Finding his Artemis and the female young lead character, Holly Short, involved a worldwide search, leading them to young Irish stars Ferdia Shaw and Lara McDonnell.
“Ferdia had read all the books and was so passionate about the character that he was a winner. Lara had played Matilda in London during one of the runs of that theatre play.
“But also they were incredibly patient. The process probably took nine months for anybody who got a part. That process and responding to it already indicated whether they were going to be a strong candidate because they were going to have to deal with all the vicissitudes of making a picture.” Like all of us, he has thought about his future career and life in general as the pandemic made its presence felt. “I think you end up… you're engaged with yourself. I don't mean in a self-indulgent way, but we all have, don't we, a lot more time to think about the world and about ourselves and how the two things happen and connect.”

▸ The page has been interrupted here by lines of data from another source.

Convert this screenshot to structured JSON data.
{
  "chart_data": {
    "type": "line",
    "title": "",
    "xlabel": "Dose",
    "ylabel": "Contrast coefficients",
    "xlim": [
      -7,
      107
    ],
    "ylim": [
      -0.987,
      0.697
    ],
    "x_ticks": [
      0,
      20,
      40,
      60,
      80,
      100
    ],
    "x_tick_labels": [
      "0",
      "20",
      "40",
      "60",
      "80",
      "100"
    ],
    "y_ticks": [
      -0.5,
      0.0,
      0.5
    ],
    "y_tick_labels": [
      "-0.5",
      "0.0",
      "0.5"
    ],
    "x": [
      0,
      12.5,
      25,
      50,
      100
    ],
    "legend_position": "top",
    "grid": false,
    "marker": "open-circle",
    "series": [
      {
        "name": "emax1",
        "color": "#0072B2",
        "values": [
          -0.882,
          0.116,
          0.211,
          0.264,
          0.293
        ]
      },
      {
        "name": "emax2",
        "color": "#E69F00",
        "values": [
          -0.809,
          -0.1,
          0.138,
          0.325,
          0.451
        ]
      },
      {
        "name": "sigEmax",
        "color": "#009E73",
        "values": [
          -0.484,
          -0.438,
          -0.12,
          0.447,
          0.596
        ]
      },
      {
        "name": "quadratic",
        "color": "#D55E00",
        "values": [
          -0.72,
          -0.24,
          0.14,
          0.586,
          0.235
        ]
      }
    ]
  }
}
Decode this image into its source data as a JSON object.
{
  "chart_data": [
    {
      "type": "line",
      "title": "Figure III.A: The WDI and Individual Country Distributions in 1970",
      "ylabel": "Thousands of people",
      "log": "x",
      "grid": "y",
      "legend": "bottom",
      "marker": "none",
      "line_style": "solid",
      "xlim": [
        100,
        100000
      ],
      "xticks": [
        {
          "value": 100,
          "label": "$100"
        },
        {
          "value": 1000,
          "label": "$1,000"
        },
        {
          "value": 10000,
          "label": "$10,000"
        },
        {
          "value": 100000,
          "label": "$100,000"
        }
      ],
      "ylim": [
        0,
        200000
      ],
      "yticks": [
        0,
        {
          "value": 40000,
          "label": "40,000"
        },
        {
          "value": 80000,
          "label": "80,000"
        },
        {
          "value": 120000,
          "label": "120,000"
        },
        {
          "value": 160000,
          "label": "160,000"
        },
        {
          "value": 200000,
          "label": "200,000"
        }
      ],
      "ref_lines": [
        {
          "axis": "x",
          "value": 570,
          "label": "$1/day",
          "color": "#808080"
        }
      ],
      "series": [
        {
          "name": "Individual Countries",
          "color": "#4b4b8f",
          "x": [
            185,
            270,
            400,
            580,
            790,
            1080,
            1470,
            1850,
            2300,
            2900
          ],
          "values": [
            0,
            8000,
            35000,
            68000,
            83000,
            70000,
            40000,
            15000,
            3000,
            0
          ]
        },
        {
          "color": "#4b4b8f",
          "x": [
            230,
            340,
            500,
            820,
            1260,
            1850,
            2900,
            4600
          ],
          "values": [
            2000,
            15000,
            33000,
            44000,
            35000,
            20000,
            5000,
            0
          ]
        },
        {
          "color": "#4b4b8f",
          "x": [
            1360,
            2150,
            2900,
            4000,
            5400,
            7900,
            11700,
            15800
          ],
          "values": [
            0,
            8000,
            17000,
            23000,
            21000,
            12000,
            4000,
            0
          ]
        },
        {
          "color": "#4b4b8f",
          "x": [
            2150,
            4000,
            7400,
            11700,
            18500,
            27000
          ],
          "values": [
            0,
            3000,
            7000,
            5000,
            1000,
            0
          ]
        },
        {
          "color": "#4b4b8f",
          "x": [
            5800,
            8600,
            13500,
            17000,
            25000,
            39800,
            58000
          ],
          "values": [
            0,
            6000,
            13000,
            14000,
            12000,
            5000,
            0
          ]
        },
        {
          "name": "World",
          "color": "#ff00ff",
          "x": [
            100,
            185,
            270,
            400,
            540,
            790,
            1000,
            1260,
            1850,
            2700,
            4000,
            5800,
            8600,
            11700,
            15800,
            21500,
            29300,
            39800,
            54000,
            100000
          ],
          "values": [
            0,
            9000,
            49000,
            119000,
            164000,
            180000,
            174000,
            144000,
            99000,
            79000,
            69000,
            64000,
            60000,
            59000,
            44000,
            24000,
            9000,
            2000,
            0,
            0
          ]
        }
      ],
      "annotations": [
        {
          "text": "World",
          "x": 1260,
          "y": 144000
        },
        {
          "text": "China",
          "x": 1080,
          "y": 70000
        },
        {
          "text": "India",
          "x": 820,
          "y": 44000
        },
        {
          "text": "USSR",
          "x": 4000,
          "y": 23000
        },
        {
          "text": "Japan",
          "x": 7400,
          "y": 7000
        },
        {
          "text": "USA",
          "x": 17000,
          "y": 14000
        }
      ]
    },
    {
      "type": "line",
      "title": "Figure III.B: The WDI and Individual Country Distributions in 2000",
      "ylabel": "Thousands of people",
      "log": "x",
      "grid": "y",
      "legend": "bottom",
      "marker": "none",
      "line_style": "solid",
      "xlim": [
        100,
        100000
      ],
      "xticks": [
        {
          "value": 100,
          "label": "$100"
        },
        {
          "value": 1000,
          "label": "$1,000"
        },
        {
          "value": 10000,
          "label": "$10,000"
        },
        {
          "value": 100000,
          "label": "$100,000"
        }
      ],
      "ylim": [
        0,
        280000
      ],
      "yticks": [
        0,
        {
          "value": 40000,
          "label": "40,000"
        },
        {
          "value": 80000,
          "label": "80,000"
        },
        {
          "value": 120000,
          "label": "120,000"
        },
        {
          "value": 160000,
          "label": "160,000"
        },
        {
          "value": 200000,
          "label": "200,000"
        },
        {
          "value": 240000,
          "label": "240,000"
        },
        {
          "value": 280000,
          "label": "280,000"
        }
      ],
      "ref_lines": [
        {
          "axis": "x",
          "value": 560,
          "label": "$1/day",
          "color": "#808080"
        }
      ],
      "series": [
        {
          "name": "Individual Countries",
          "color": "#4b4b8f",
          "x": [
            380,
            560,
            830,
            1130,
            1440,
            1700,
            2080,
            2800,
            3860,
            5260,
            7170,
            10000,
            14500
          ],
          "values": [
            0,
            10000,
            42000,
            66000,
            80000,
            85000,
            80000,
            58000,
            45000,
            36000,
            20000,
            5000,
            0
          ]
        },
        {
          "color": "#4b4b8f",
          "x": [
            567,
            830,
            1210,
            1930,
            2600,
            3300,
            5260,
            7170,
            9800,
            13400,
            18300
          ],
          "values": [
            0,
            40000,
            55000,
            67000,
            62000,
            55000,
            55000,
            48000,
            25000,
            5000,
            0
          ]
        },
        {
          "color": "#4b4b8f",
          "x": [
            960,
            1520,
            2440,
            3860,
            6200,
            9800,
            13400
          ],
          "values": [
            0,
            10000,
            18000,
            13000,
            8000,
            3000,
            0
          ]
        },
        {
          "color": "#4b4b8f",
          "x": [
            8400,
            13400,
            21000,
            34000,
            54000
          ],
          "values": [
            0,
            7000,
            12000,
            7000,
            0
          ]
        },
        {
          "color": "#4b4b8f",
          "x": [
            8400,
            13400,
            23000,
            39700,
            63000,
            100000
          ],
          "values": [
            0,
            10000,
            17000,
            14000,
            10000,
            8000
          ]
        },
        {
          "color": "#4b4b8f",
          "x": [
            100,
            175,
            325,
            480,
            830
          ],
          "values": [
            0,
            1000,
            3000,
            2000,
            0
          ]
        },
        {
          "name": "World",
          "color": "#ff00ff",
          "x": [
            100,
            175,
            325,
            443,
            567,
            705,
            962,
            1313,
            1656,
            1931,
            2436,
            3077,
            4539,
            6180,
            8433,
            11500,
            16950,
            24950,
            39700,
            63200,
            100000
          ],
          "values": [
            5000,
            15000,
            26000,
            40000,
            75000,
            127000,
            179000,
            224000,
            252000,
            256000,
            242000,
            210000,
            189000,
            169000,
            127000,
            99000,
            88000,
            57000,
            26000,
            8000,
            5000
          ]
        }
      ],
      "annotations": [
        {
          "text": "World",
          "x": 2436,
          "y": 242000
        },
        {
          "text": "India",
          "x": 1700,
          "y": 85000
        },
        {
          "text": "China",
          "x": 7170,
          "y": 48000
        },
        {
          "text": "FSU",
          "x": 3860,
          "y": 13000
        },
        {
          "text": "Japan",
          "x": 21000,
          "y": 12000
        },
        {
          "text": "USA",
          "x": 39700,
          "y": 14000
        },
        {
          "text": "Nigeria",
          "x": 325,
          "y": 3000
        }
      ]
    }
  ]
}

Branagh will turn 60 in December. Will this be another time of reflection? He smiles. “When my brother, who's five years older than me, hit this one, he said: ‘oh, it's just a number’. But I think when it comes to the decades, you can't help but have some sense of something. In a way, anything that I might have thought about that that made me feel soft and fuzzy has been kind of interrupted by the lockdown because it feels like we're in a global moment of reflection that trumps everything.
“All it does is register for me a sense of wonder that I've had a career that's allowed me to get here. I've been healthy enough to get here thus far. And I guess if all three of the movies that I'm involved with this year, Artemis and (Christopher Nolan’s) Tenet and Death on the Nile, actually manage to come out and be seen by an audience, I think that in itself, in this crazy year, 2020, will be a kind of miracle.”